His analysis of what's gone wrong is trenchant and well-argued but not new to anyone who follows the Resolution Foundation's work. He argues that the austerity economics pursued by the Tories was economically damaging and socially disastrous. A toxic combination of high inequality and low growth left the UK exposed to Brexit, a global pandemic and the biggest inflation shock for a generation. In particular, this negatively impacted both poorer and middle-class Britain. He also highlights the breakdown of the intergenerational contract, ‘The young are earning lower wages than their predecessors, in more insecure jobs, while renting smaller properties for longer, as their aspirations to homeownership sail out of view.’

Bell points to a productivity gap that has doubled in the UK compared to France and Germany despite the well-publicised challenges those countries face. British workers produce in five days what their competitors produce in four, resulting in stagnant real average wages. Rising property prices and rents mean the average family spends twice as much of their income on housing costs compared to 1980. The cost of housing in the UK is the second highest out of 38 OECD countries. 

For the degrowthers (the theory that growth is undesirable), they’ve got what they wanted. Anyone thinking the problem is that we have had too much growth has missed the news that we haven’t had any. This is not normal, even after recessions.

There is much more about what's wrong, but the vital part of the book is how to put it right. I suspect not all his views will be universally accepted. For example, he opposes a Universal Basic Income (UBI), arguing, ‘an affordable UBI would be inadequate, and an adequate UBI would be unaffordable.' I agree, but many on the left don't. He is not opposed to directly elected mayors (I am) but argues that they have been tasked with providing economic leadership without the means to deliver it. He is absolutely right about the need to build up a smaller number of larger pension funds, but that is being resisted, including by many councils in Scotland.

The core of his prescription is investment, public and private. Britain has had some of the lowest investment spending of countries in the OECD; consequently, we have substandard water systems, transport, and road infrastructure. He argues that Britain should adopt a 'golden rule' level of investment of 2.5%- 3% of GDP every year, pointing to the opportunities for investment in the necessary decarbonisation of the economy.

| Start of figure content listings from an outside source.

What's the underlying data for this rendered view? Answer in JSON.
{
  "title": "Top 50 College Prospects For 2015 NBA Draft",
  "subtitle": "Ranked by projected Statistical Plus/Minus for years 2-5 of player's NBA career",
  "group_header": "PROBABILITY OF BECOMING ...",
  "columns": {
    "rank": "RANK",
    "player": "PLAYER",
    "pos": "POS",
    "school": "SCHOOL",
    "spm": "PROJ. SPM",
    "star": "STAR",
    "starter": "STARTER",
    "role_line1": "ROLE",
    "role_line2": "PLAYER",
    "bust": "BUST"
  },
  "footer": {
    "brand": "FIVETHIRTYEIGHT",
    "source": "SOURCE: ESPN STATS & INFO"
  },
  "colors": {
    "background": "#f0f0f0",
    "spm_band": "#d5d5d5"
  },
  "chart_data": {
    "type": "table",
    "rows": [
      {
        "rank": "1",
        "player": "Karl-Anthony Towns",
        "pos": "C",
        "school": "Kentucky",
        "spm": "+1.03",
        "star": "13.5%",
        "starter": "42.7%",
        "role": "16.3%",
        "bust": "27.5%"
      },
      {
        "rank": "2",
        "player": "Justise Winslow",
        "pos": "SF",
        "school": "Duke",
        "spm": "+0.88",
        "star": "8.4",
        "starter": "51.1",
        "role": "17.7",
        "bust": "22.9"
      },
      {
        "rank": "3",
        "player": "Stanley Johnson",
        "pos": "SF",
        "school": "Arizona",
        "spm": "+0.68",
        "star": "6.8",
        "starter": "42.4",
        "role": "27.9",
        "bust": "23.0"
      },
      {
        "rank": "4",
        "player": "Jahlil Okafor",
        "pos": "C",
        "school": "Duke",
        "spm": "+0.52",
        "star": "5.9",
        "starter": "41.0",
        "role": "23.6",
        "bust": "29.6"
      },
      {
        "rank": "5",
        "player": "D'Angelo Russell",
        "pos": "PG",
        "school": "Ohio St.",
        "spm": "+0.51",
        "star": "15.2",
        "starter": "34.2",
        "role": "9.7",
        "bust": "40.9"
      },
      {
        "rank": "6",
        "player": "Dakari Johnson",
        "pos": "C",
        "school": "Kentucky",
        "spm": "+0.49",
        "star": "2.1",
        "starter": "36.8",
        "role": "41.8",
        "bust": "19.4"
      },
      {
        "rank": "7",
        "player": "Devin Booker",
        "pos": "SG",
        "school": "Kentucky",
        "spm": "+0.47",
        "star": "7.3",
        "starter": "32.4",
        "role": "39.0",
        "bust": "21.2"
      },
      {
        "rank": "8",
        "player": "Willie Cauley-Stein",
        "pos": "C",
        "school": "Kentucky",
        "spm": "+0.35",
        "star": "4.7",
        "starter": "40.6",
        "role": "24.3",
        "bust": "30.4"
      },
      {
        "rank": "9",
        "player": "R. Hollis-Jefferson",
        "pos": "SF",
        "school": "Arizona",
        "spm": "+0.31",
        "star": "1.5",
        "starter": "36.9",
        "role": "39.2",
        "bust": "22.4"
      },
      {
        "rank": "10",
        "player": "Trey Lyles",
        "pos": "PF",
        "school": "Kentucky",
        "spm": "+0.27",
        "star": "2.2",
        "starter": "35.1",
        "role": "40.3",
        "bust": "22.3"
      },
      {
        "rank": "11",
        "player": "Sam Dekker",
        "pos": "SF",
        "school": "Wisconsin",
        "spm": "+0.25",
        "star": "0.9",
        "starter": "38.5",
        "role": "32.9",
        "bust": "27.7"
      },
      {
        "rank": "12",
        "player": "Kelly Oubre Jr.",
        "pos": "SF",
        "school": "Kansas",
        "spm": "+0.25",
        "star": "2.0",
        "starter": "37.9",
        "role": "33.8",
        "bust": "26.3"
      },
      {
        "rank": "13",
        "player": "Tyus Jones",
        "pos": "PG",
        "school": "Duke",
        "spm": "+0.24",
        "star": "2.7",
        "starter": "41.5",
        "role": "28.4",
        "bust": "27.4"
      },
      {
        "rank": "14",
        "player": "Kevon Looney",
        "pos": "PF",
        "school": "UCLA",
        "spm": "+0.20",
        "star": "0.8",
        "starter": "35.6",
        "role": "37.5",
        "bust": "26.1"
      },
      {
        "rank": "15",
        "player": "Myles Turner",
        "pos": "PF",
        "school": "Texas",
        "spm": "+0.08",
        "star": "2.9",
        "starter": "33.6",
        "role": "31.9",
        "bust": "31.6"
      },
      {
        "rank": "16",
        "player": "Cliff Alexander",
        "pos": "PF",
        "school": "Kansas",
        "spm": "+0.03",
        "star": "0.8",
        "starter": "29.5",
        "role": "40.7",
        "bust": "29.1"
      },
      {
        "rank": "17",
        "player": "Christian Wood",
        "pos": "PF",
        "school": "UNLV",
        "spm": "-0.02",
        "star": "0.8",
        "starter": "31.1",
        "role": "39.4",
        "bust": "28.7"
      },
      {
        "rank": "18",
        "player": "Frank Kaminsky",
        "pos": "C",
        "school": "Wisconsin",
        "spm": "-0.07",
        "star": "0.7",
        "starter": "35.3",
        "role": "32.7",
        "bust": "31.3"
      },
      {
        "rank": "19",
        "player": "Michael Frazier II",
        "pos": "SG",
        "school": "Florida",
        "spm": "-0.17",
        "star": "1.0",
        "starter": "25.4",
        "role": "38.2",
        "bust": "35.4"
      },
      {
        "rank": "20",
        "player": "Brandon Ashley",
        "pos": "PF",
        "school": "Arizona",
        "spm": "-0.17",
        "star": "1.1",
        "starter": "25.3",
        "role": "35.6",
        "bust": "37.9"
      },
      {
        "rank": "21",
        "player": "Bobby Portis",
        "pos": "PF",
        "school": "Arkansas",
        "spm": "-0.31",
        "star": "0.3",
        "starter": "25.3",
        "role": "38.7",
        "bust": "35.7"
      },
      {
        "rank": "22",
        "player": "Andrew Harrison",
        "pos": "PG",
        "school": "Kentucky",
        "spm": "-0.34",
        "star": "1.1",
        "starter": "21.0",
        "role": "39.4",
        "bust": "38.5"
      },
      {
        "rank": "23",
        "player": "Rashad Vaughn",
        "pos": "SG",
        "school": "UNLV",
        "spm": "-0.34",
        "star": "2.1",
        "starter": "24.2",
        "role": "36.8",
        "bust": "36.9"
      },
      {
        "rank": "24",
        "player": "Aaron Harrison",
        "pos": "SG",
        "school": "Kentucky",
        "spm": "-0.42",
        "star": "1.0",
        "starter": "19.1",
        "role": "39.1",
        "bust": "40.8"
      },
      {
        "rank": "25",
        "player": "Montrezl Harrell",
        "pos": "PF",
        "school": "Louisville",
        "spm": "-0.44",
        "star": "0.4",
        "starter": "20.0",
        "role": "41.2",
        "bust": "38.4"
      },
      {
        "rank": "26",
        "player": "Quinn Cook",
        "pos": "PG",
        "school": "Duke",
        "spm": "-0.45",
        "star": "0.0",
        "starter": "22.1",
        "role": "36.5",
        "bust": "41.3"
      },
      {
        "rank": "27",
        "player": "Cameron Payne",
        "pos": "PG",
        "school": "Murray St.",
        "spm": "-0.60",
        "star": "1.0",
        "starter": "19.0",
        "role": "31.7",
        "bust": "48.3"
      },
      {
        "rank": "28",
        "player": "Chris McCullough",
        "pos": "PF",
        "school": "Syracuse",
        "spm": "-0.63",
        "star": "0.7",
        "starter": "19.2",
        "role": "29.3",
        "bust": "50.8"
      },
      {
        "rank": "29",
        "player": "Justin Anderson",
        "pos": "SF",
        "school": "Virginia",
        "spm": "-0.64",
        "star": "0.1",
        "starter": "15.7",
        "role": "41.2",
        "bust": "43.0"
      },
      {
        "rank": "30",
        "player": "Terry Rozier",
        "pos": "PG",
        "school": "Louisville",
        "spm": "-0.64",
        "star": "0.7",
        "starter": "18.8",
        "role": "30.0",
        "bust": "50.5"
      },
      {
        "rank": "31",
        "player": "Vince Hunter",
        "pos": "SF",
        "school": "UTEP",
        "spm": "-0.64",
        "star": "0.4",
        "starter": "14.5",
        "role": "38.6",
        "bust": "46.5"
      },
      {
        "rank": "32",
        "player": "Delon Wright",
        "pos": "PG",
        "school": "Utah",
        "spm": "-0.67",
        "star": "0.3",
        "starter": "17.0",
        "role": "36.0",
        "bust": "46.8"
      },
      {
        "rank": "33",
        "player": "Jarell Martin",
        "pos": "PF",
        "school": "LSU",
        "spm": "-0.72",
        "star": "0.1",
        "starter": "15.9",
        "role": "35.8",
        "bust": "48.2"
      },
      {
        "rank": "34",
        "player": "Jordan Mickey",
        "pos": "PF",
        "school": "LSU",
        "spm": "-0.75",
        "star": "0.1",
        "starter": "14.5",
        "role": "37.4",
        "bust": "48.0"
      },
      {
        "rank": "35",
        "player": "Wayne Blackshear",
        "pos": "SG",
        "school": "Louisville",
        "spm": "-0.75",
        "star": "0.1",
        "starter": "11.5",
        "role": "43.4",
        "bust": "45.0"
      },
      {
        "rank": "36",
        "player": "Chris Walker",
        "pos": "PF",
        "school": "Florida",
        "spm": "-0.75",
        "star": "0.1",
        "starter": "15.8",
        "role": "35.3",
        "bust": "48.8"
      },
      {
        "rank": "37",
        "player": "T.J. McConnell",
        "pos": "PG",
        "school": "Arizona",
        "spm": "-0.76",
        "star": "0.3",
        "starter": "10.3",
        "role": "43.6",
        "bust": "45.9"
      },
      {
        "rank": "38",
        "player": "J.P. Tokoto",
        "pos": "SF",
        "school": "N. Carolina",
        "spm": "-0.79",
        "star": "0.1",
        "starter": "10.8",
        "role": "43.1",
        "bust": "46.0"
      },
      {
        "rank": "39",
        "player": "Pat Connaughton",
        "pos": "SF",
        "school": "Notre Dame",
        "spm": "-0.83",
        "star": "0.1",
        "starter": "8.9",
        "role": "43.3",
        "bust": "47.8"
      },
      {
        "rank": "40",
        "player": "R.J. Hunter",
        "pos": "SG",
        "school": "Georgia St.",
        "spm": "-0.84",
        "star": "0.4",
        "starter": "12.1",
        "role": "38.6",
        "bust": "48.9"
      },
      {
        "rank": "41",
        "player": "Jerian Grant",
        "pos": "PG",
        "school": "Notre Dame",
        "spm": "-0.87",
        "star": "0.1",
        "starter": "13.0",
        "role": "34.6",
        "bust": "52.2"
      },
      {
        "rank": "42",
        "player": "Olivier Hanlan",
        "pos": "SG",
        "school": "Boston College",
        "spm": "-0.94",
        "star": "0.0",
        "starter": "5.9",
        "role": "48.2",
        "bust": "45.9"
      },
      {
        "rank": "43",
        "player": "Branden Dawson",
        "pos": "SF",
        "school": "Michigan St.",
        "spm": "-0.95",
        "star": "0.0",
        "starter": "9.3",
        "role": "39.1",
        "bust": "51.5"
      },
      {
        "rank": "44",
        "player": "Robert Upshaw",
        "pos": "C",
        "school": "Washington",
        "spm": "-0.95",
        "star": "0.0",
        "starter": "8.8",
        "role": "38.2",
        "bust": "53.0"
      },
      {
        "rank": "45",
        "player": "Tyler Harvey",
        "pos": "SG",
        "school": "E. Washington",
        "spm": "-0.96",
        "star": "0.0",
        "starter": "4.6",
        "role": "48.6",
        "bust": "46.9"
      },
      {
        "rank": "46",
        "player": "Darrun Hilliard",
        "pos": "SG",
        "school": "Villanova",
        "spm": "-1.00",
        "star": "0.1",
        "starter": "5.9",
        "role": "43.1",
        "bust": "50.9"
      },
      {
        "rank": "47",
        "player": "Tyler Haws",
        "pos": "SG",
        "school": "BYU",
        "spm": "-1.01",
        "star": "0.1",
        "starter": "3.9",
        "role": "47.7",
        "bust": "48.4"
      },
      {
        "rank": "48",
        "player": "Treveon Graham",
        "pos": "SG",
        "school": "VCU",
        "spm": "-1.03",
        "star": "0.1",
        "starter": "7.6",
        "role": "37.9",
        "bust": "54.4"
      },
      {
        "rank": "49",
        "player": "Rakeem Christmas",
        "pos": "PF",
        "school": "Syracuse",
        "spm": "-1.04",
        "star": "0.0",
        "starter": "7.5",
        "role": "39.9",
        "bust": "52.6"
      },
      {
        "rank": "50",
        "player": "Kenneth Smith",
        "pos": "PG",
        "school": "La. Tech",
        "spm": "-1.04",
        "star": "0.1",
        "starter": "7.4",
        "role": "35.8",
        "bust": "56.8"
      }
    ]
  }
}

None of this is exactly radical economic thinking, but has the Chancellor read his book?  The signs are mixed. Some reports indicate a possible change to the fiscal rules, and others say the Chancellor is demanding cuts to infrastructure spending of around 10%. There has been some more positive news today. The Chief Secretary to the Treasury, Darren Jones, has announced a 10-year infrastructure strategy at the full spending review next year, which includes housing and schools as key economic growth drivers and will be overseen by a new body. But note, that is ‘next year’. 

And don’t expect the private sector to come to the rescue. Non-government investment in almost every other G7 economy is in a narrow range from 16.8 to 18.7 per cent of GDP, but in the UK, it's not even 15 per cent. Foreign ownership has increased from just over 10 per cent in 1990 to over 55 per cent in 2020, with no pressure to make long-term investment decisions. Bell points to the evidence that worker representation on company boards boosts investment levels and productivity. A policy that even Tories from Macmillan to May have supported – so let's do it!


Returns from higher investment in the form of increased productivity and growing real wages will take some time to realise - outwith the political cycle. However, short-term cuts could damage the economy and Labour’s electoral credibility. It may be early in the UK administration, but Scottish Labour has an election next year.

Bell concludes, ‘We must reclaim the confidence that progress is possible… it is politically and economically possible for the UK to escape from its union of slow growth and high inequality.’ Knock, knock – let’s hope the Chancellor is reading this book.